8.  Many people do not give because they cannot afford to make “a significant gift”.  After hearing many alums say to me, “I would send you some money, but I can’t give you enough to help you.”, I realized we need to make it ok and not embarrassing to give a small amount.
9.  We started what we call IPTAY.  It was I Pay Twentyfive A Year.  The first year we began, one alum sent a check for $50.  He said, “I knew my roommate would not send his $25.”
10.  At that time we had 1200 names on our Alumni list.  We said, “$25 times 1200 would make a huge difference.”  If your math is poor, that is $30,000 and that would help!  It did not start out huge, but it continued to grow over the years.  This cannot be a one-time thing.
11.  In our newsletter, we would list everyone who gave to the IPTAY fund.  It was an alphabetical list.  There was no difference in all those who gave $25 and the one who gave $5,000 or those that gave $500, etc.
12.  Many College Ministers have told me that there is no alumni list where they serve.  So, start one!  Somebody has to start it.  Even if you do not reap the benefit of it, your successors will.
13.  How do you start one?  Contact alums you know and ask them to give you addresses of two or three with whom they keep contact. some do an “Alumni and Friends” list.  A friend of mine adds all his freshmen to his alumni list.  That way no one is ever lost to the list because they disappeared before graduation.  By the way, he receives HUGE alumni gifts.

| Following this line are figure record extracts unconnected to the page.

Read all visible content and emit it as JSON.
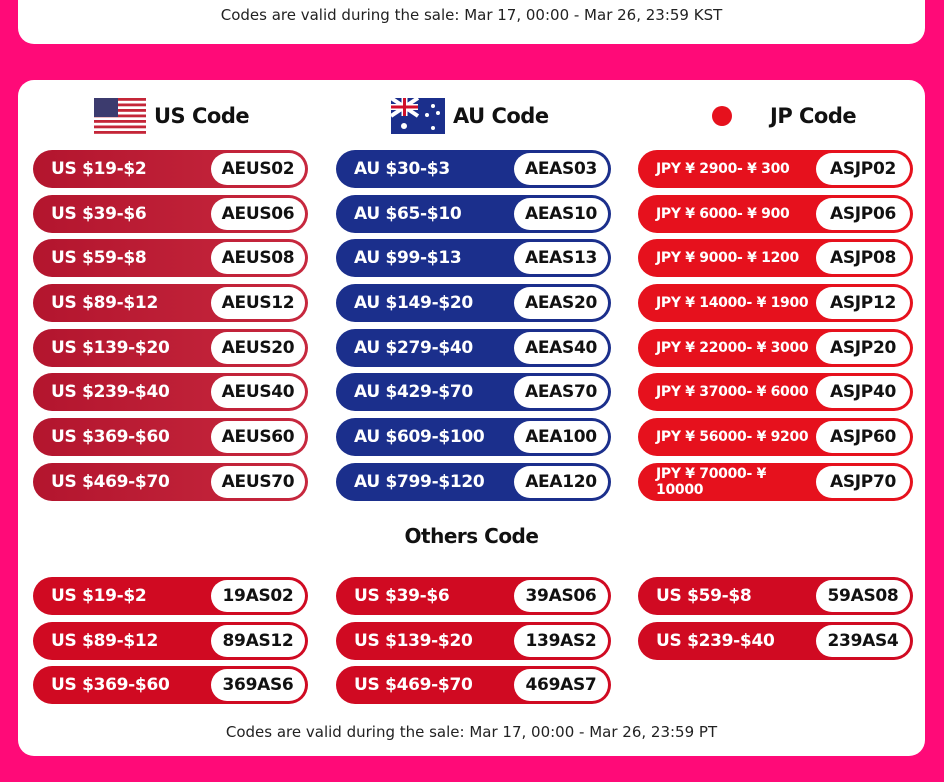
{
  "top_note": "Codes are valid during the sale: Mar 17, 00:00 - Mar 26, 23:59 KST",
  "us": {
    "title": "US Code",
    "rows": [
      [
        "US $19-$2",
        "AEUS02"
      ],
      [
        "US $39-$6",
        "AEUS06"
      ],
      [
        "US $59-$8",
        "AEUS08"
      ],
      [
        "US $89-$12",
        "AEUS12"
      ],
      [
        "US $139-$20",
        "AEUS20"
      ],
      [
        "US $239-$40",
        "AEUS40"
      ],
      [
        "US $369-$60",
        "AEUS60"
      ],
      [
        "US $469-$70",
        "AEUS70"
      ]
    ]
  },
  "au": {
    "title": "AU Code",
    "rows": [
      [
        "AU $30-$3",
        "AEAS03"
      ],
      [
        "AU $65-$10",
        "AEAS10"
      ],
      [
        "AU $99-$13",
        "AEAS13"
      ],
      [
        "AU $149-$20",
        "AEAS20"
      ],
      [
        "AU $279-$40",
        "AEAS40"
      ],
      [
        "AU $429-$70",
        "AEAS70"
      ],
      [
        "AU $609-$100",
        "AEA100"
      ],
      [
        "AU $799-$120",
        "AEA120"
      ]
    ]
  },
  "jp": {
    "title": "JP Code",
    "rows": [
      [
        "JPY ¥ 2900- ¥ 300",
        "ASJP02"
      ],
      [
        "JPY ¥ 6000- ¥ 900",
        "ASJP06"
      ],
      [
        "JPY ¥ 9000- ¥ 1200",
        "ASJP08"
      ],
      [
        "JPY ¥ 14000- ¥ 1900",
        "ASJP12"
      ],
      [
        "JPY ¥ 22000- ¥ 3000",
        "ASJP20"
      ],
      [
        "JPY ¥ 37000- ¥ 6000",
        "ASJP40"
      ],
      [
        "JPY ¥ 56000- ¥ 9200",
        "ASJP60"
      ],
      [
        "JPY ¥ 70000- ¥ 10000",
        "ASJP70"
      ]
    ]
  },
  "others": {
    "title": "Others Code",
    "columns": [
      [
        [
          "US $19-$2",
          "19AS02"
        ],
        [
          "US $89-$12",
          "89AS12"
        ],
        [
          "US $369-$60",
          "369AS6"
        ]
      ],
      [
        [
          "US $39-$6",
          "39AS06"
        ],
        [
          "US $139-$20",
          "139AS2"
        ],
        [
          "US $469-$70",
          "469AS7"
        ]
      ],
      [
        [
          "US $59-$8",
          "59AS08"
        ],
        [
          "US $239-$40",
          "239AS4"
        ]
      ]
    ]
  },
  "bottom_note": "Codes are valid during the sale: Mar 17, 00:00 - Mar 26, 23:59 PT",
  "colors": {
    "background": "#ff0a78",
    "us": "#b3152e",
    "au": "#1b2f8c",
    "jp": "#e6111d",
    "others": "#d00a22"
  }
}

14.  If the newsletter is mailed Bulk, make a notation on the outside “Address Correction Requested”.  It will cost you to get it back, HOWEVER, it will help keep the list up to date.
Check with your Post Office; these rules and details often change.
15.  Sue and I would have a cookout at our house for graduating seniors.  It was for fun and to express appreciation to them.  The only program was a two-minute speech by me.  “Be active in your church when you leave here.  Thanks for what you did here.  Some of the things you enjoyed like Back-2-School Retreat were made possible by alums who give $25 a year.  I hope you will consider it.  Let’s pray and eat.”
16.  One friend who raises his own salary asks alums to consider giving 1% of their annual income.  Darrell Cook at Virginia Tech is a master at working with alums and they have an Alumni Work and Reunion Weekend each summer.  His engineer alums work on their Center.

I know some Baptist Campus Ministers are not allowed by policy to ask alums for money.  I still would do at least one alumni newsletter mailing of some sort.   The more advocates we have, who know what is going in college ministry and particularly the one that impacted them, the more likely they will be to speak up when budget decisions are made in their churches.